La guardia costiera ha sequestrato finora 828 ombrelloni lasciati abusivamente sui tratti di arenile libero

GIULIANOVA. È di 828 ombrelloni, 863 fra lettini e sdraio e 106 tavolini sequestrati perché lasciati abusivamente durante le ore notturne sulle spiagge, il bilancio provvisorio in provincia di Teramo dell’operazione “Spiagge libere” portata avanti in tutta Italia dalla guardia costiera. Un’operazione che ha consentito ai militari dell’ufficio circondariale marittimo di Giulianova, diretto dal tenente di vascello Claudio Bernetti, e dagli uffici locali della capitaneria situati neli centri costieri, di restituire alla libera fruizione ben 84mila metri quadrati di spiagge libere. Cioè spiagge di tutti, ma che molti bagnanti hanno considerato proprie occupandole abusivamente con ombrelloni e altre attrezzature.

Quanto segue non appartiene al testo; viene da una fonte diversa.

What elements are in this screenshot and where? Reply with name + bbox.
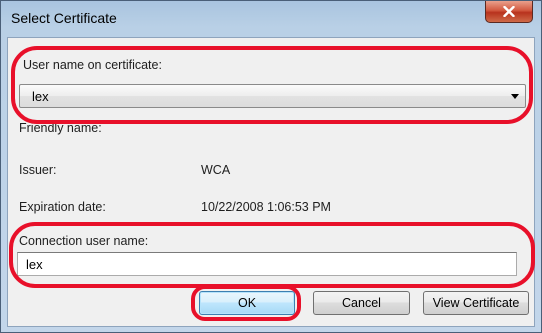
user-name-dropdown-value: lex bbox=[32, 89, 49, 104]
expiration-date-value: 10/22/2008 1:06:53 PM bbox=[201, 200, 331, 214]
ok-button[interactable]: OK bbox=[199, 291, 295, 315]
issuer-value: WCA bbox=[201, 163, 231, 177]
connection-user-name-input[interactable] bbox=[17, 252, 517, 276]
user-name-dropdown[interactable]: lex bbox=[19, 84, 526, 108]
close-button[interactable] bbox=[485, 1, 533, 23]
chevron-down-icon bbox=[511, 94, 519, 99]
friendly-name-label: Friendly name: bbox=[19, 121, 102, 135]
title-bar: Select Certificate bbox=[1, 1, 541, 37]
dialog-title: Select Certificate bbox=[11, 10, 117, 26]
issuer-label: Issuer: bbox=[19, 163, 57, 177]
dialog-body bbox=[7, 37, 535, 327]
close-icon bbox=[503, 6, 515, 17]
view-certificate-button[interactable]: View Certificate bbox=[423, 291, 529, 315]
connection-user-name-label: Connection user name: bbox=[19, 234, 149, 248]
cancel-button[interactable]: Cancel bbox=[313, 291, 410, 315]
expiration-date-label: Expiration date: bbox=[19, 200, 106, 214]
user-name-label: User name on certificate: bbox=[23, 58, 162, 72]
select-certificate-dialog: Select Certificate User name on certific… bbox=[0, 0, 542, 333]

Nel dettaglio, la guardia costiera fa sapare che «a Martinsicuro, in un’operazione condotta dall’ufficio locale marittimo in collaborazione con la locale protezione civile e con il supporto dell’amministrazione comunale, sette spiagge libere – per una superficie totale di circa 60.000 metri quadrati – sono state liberate da oltre 400 ombrelloni e 360 lettini e restituite così alla collettività». Nel comune di Pineto, nell’area denominata “Pineta Catucci”, «il personale dell’ufficio marittimo di Silvi, con il supporto dell’amministrazione civica, ha riconsegnato alla comunità due spiagge, sequestrando circa 150 ombrelloni e quasi 200 lettini posizionati abusivamente». Anche ad Alba Adriatica, 17.000 mq di spiaggia libera sono stati liberati da 200 ombrelloni e 300 lettini lasciati in via continuativa: in questo caso ad operare è stato il personale dell’ufficio marittimo di Tortoreto in collaborazione con l apolizia municipale. Anche a Roseto, in due spiagge libere il personale della locale guardia costiera ha sequestrato 50 ombrelloni. «La spiaggia», ha dichiarato Bernetti, «è un bene pubblico che deve essere tutelato, al pari dei cittadini che hanno il diritto di fruirne liberamente. Il tema assume rilevanze e priorità ancora maggiore in una realtà come quella della costa teramana, che vanta numeri di presenze di assoluto rilievo».